È il desiderio di realizzare la vostra libertà nel bene: è il desiderio di bene. Ma vi hanno detto, vi dicono che non esiste il bene, ma solo ciò che è utile o dannoso, piacevole o spiacevole; che l’uomo può solo cercare il suo bene individuale prescindendo da ciò che è bene per l’altro o a spese del bene dell’altro; che l’amore dell’altro come un altro se stesso è mera utopia. Ma voi sentite che niente desiderate maggiormente che amare ed essere amati: amare ed essere amati nella verità, nella dignità, nella bellezza di un’auto-donazione senza limiti.

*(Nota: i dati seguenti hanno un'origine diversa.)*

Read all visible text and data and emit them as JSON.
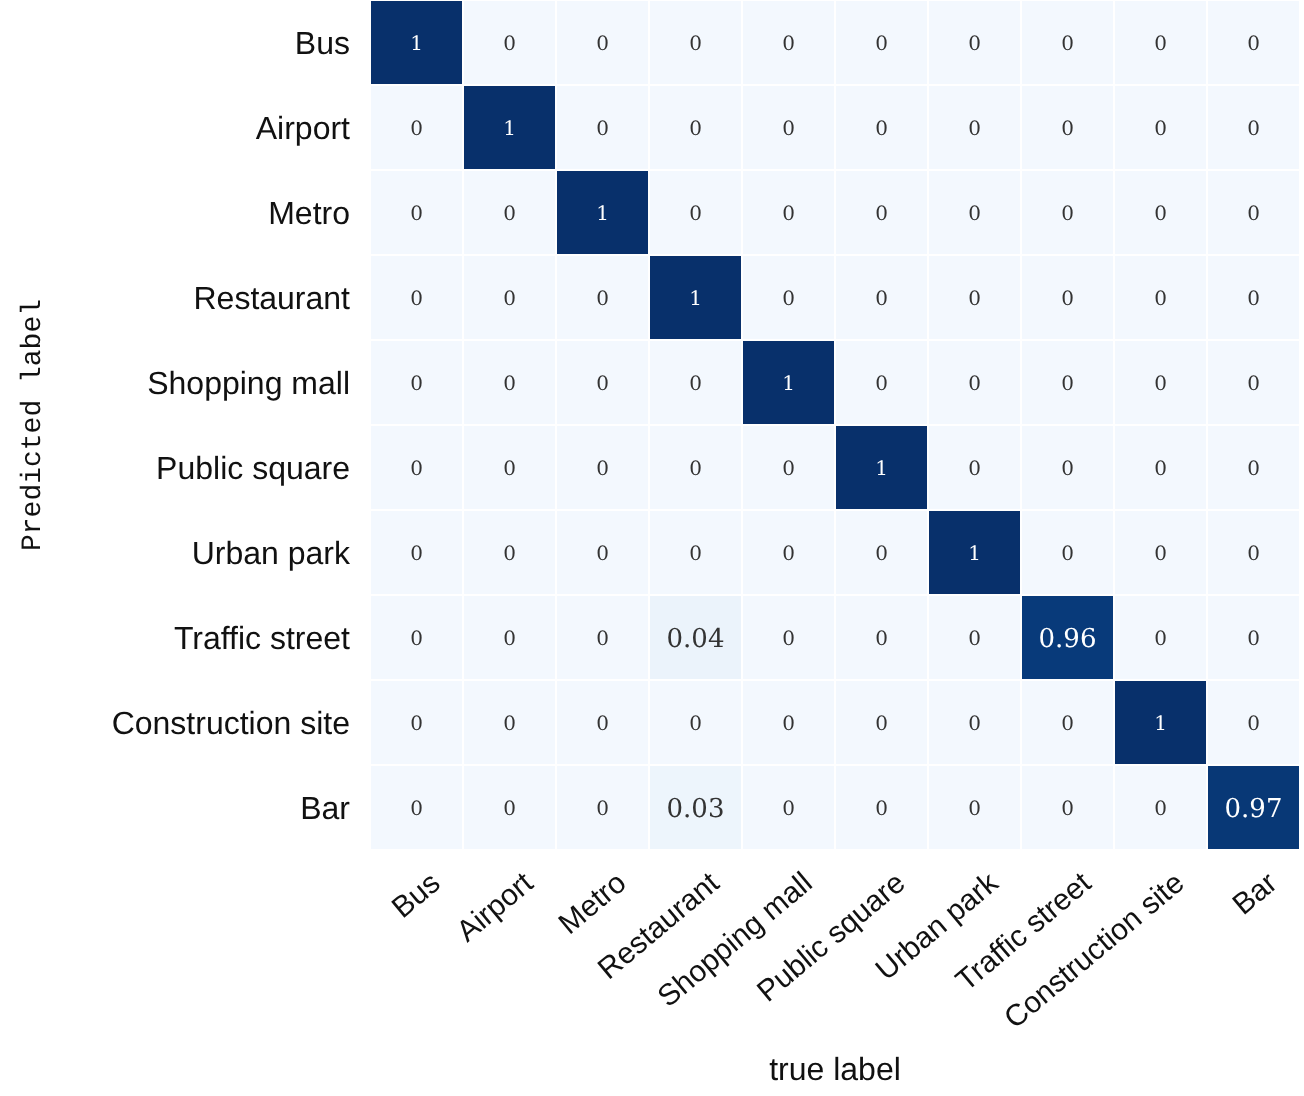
{
  "chart_data": {
    "type": "heatmap",
    "data_labels": true,
    "xlabel": "true label",
    "ylabel": "Predicted label",
    "categories": [
      "Bus",
      "Airport",
      "Metro",
      "Restaurant",
      "Shopping mall",
      "Public square",
      "Urban park",
      "Traffic street",
      "Construction site",
      "Bar"
    ],
    "y_categories": [
      "Bus",
      "Airport",
      "Metro",
      "Restaurant",
      "Shopping mall",
      "Public square",
      "Urban park",
      "Traffic street",
      "Construction site",
      "Bar"
    ],
    "cells": [
      [
        1,
        0,
        0,
        0,
        0,
        0,
        0,
        0,
        0,
        0
      ],
      [
        0,
        1,
        0,
        0,
        0,
        0,
        0,
        0,
        0,
        0
      ],
      [
        0,
        0,
        1,
        0,
        0,
        0,
        0,
        0,
        0,
        0
      ],
      [
        0,
        0,
        0,
        1,
        0,
        0,
        0,
        0,
        0,
        0
      ],
      [
        0,
        0,
        0,
        0,
        1,
        0,
        0,
        0,
        0,
        0
      ],
      [
        0,
        0,
        0,
        0,
        0,
        1,
        0,
        0,
        0,
        0
      ],
      [
        0,
        0,
        0,
        0,
        0,
        0,
        1,
        0,
        0,
        0
      ],
      [
        0,
        0,
        0,
        0.04,
        0,
        0,
        0,
        0.96,
        0,
        0
      ],
      [
        0,
        0,
        0,
        0,
        0,
        0,
        0,
        0,
        1,
        0
      ],
      [
        0,
        0,
        0,
        0.03,
        0,
        0,
        0,
        0,
        0,
        0.97
      ]
    ]
  }
}
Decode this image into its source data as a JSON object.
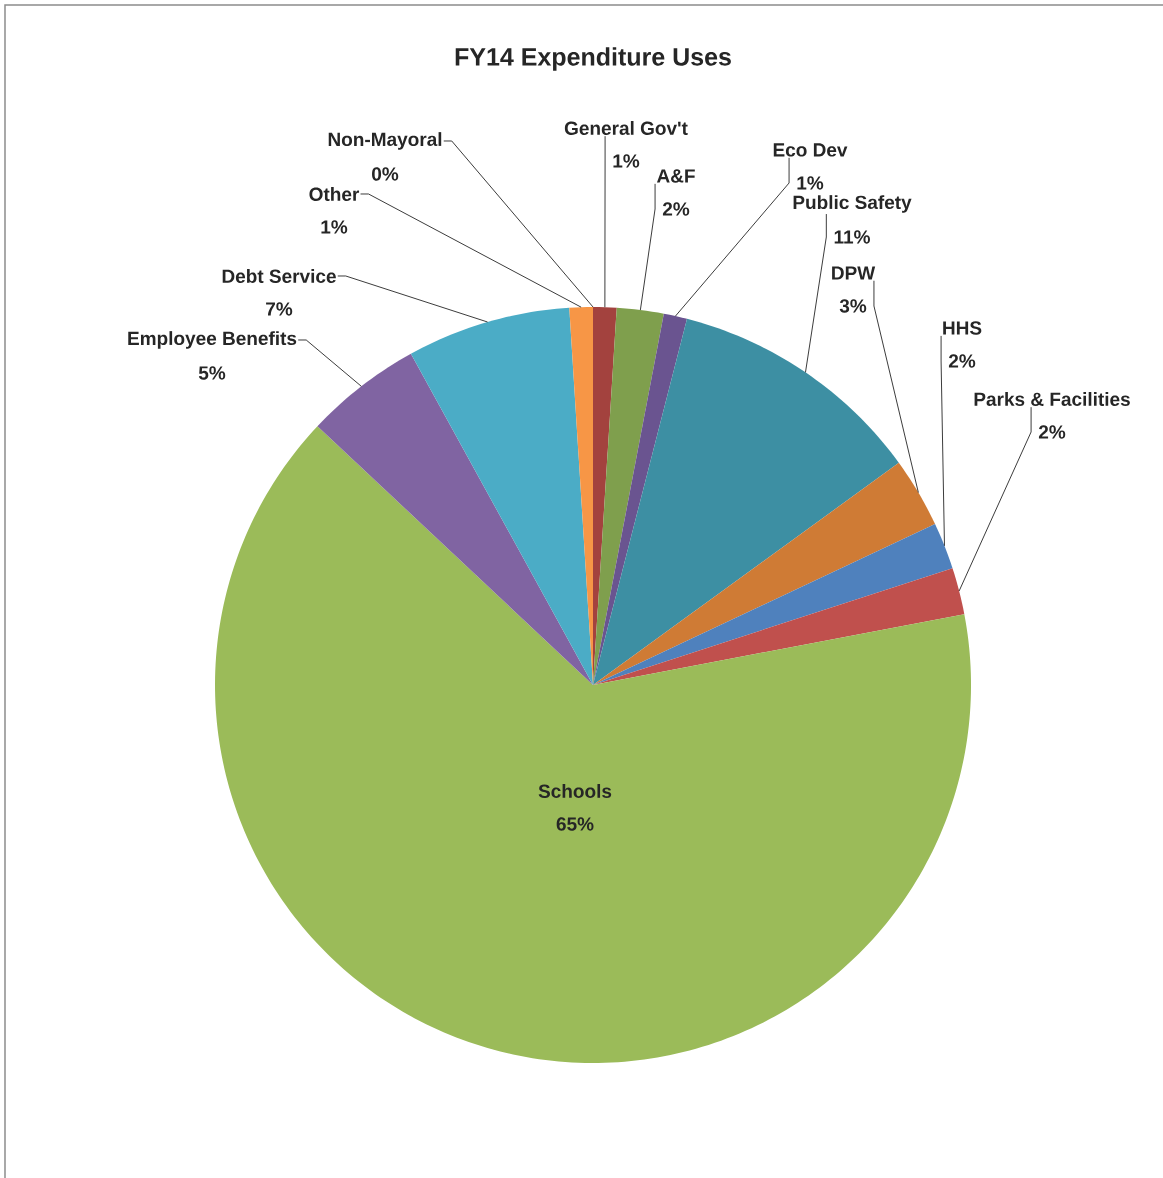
{
  "chart_data": {
    "type": "pie",
    "title": "FY14 Expenditure Uses",
    "categories": [
      "General Gov't",
      "A&F",
      "Eco Dev",
      "Public Safety",
      "DPW",
      "HHS",
      "Parks & Facilities",
      "Schools",
      "Employee Benefits",
      "Debt Service",
      "Other",
      "Non-Mayoral"
    ],
    "values": [
      1,
      2,
      1,
      11,
      3,
      2,
      2,
      65,
      5,
      7,
      1,
      0
    ],
    "colors": [
      "#a3423e",
      "#7f9f4d",
      "#6a5490",
      "#3d8fa3",
      "#cf7b35",
      "#4f81bd",
      "#c0504d",
      "#9bbb59",
      "#8064a2",
      "#4bacc6",
      "#f79646",
      "#3b6aa0"
    ],
    "value_labels": [
      "1%",
      "2%",
      "1%",
      "11%",
      "3%",
      "2%",
      "2%",
      "65%",
      "5%",
      "7%",
      "1%",
      "0%"
    ]
  }
}
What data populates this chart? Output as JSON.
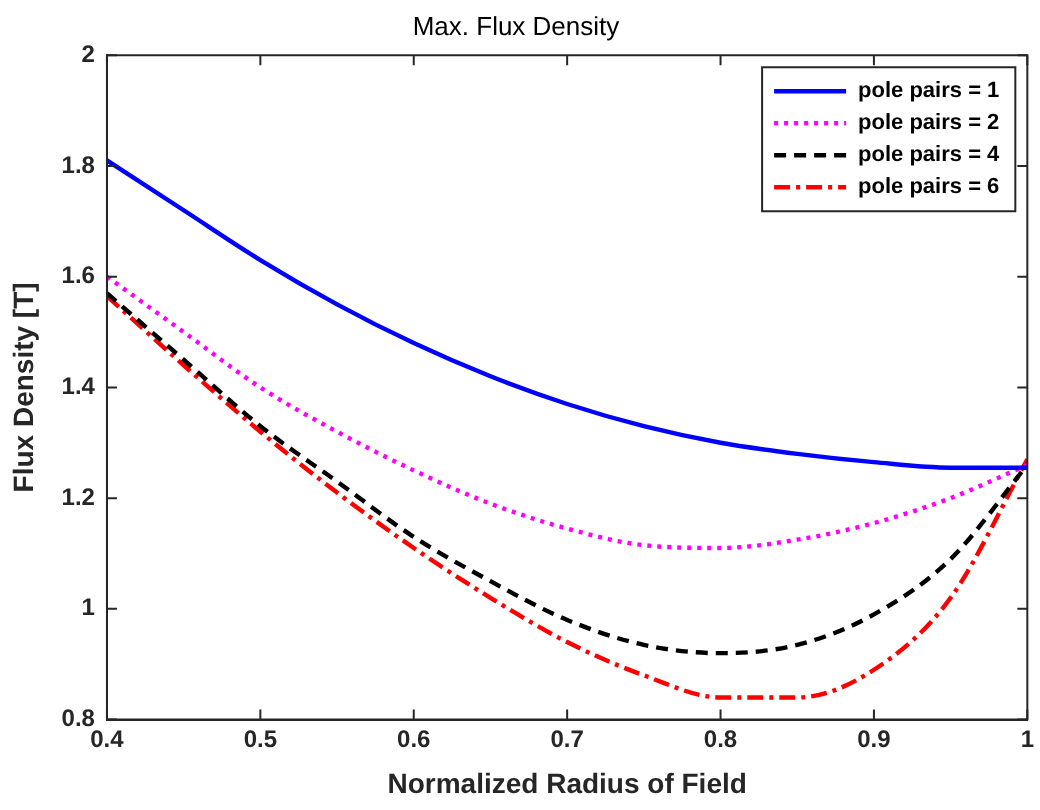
{
  "chart_data": {
    "type": "line",
    "title": "Max. Flux Density",
    "xlabel": "Normalized Radius of Field",
    "ylabel": "Flux Density [T]",
    "x": [
      0.4,
      0.45,
      0.5,
      0.55,
      0.6,
      0.65,
      0.7,
      0.75,
      0.8,
      0.85,
      0.9,
      0.95,
      1.0
    ],
    "series": [
      {
        "name": "pole pairs = 1",
        "color": "#0000ff",
        "line_style": "solid",
        "values": [
          1.81,
          1.72,
          1.63,
          1.55,
          1.48,
          1.42,
          1.37,
          1.33,
          1.3,
          1.28,
          1.265,
          1.255,
          1.255
        ]
      },
      {
        "name": "pole pairs = 2",
        "color": "#ff00ff",
        "line_style": "dotted",
        "values": [
          1.6,
          1.5,
          1.4,
          1.32,
          1.25,
          1.19,
          1.145,
          1.115,
          1.11,
          1.125,
          1.155,
          1.2,
          1.26
        ]
      },
      {
        "name": "pole pairs = 4",
        "color": "#000000",
        "line_style": "dashed",
        "values": [
          1.57,
          1.45,
          1.33,
          1.23,
          1.13,
          1.05,
          0.98,
          0.935,
          0.92,
          0.935,
          0.99,
          1.09,
          1.26
        ]
      },
      {
        "name": "pole pairs = 6",
        "color": "#ff0000",
        "line_style": "dashdot",
        "values": [
          1.565,
          1.44,
          1.32,
          1.21,
          1.11,
          1.02,
          0.94,
          0.88,
          0.84,
          0.84,
          0.89,
          1.02,
          1.27
        ]
      }
    ],
    "xlim": [
      0.4,
      1
    ],
    "xticks": [
      0.4,
      0.5,
      0.6,
      0.7,
      0.8,
      0.9,
      1
    ],
    "ylim": [
      0.8,
      2
    ],
    "yticks": [
      0.8,
      1,
      1.2,
      1.4,
      1.6,
      1.8,
      2
    ],
    "grid": false,
    "legend": "top right",
    "marker": "none"
  }
}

Ed allora, carissimi giovani, mi rivolgo a voi colle parole del salmo: "c’è qualcuno che desidera la vita e brama alcuni giorni per gustare il bene?" [33,13]. Se uno risponde: "io", sappia che ha detto una parole immensa: "io". Si è cioè elevato alla dignità di persona; sopra la propria istintualità, sopra tutto ciò che si dice e si fa, nella consapevolezza della sua intaccabile soggettività e responsabilità, cioè capacità di rispondere al Signore stesso.

2. "Vedere", dicono quei greci. È la parola che dice quale è l’oggetto del desiderio umano. Non è il nostro desiderio una tensione verso un ideale astratto; non è una evasione spiritualistica. Il desiderio umano – quel desiderio di cui ho parlato nella prima riflessione – di verità, di bontà, di bellezza, diciamo la parola ultimamente vera, di Dio, è di vedere, di poter toccare colle proprie mani, di poter udire colle proprie orecchie.

Se la verità che desideriamo; se il bene che vogliamo; se la bellezza che ci attrae; se la giustizia che cerchiamo, sono realtà che non appartengono a questo mondo; se non sono presenti dentro alla nostra vita quotidiana, dentro ai nostri "anni infausti e brevi", allora che senso ha il nostro dire: io desidero la vita e bramo lunghi giorni per gustare il bene?

Eppure quando per la prima volta nella storia due discepoli di Cristo vennero richiesti di dare ragione della loro predicazione, essi semplicemente risposero: "noi non possiamo tacere quello che abbiamo udito e visto" [At 4,20]. Uno dei due, già vecchio, molti anni dopo scriverà: "ciò che era fin da principio, ciò che noi abbiamo udito, ciò che noi abbiamo veduto con i nostro occhi… ciò che le nostre mani hanno toccato, ossia il Verbo della vita, poiché la Vita si è fatta visibile…" [1 Gv 1,1-2]. La Vita non ha sdegnato di "provar gli affanni della nostra vita": si è fatta visibile.

C’è qualcuno che desidera la vita?

Sì, io voglio vedere la vita.

La Vita si è fatta visibile. È Gesù: Lui è la Vita fatta visibile. È la Verità; è il Bene, è la Bellezza; è la Comunione. È tutto, poiché è in Lui che ogni cosa ha consistenza: "mente e desiderio sono stati foggiati in funzione di Lui. Per conoscere Cristo abbiamo ricevuto il pensiero, per correre verso di Lui il desiderio, e la memoria per portarlo in noi" (N: Cabasilas, La vita in Cristo, CN ed., Roma 1994, pag. 309).

2. "Vogliamo vedere Gesù". Il cristianesimo, carissimi giovani, prima di essere una dottrina da apprendere e una regola da osservare, è l’avvenimento di un incontro: l’incontro della nostra persona colla persona di Cristo. È lasciare che la sua presenza occupi sempre più la nostra intelligenza, la nostra coscienza, la nostra libertà, fino al punto che possiamo dire con S. Paolo: "per me vivere è Cristo" (Fil 1,21).

E dove finalmente potete vedere, incontrare Gesù? Nella Chiesa: "è in essa e per mezzo di essa che Gesù continua a rendersi visibile oggi e a farsi incontrare.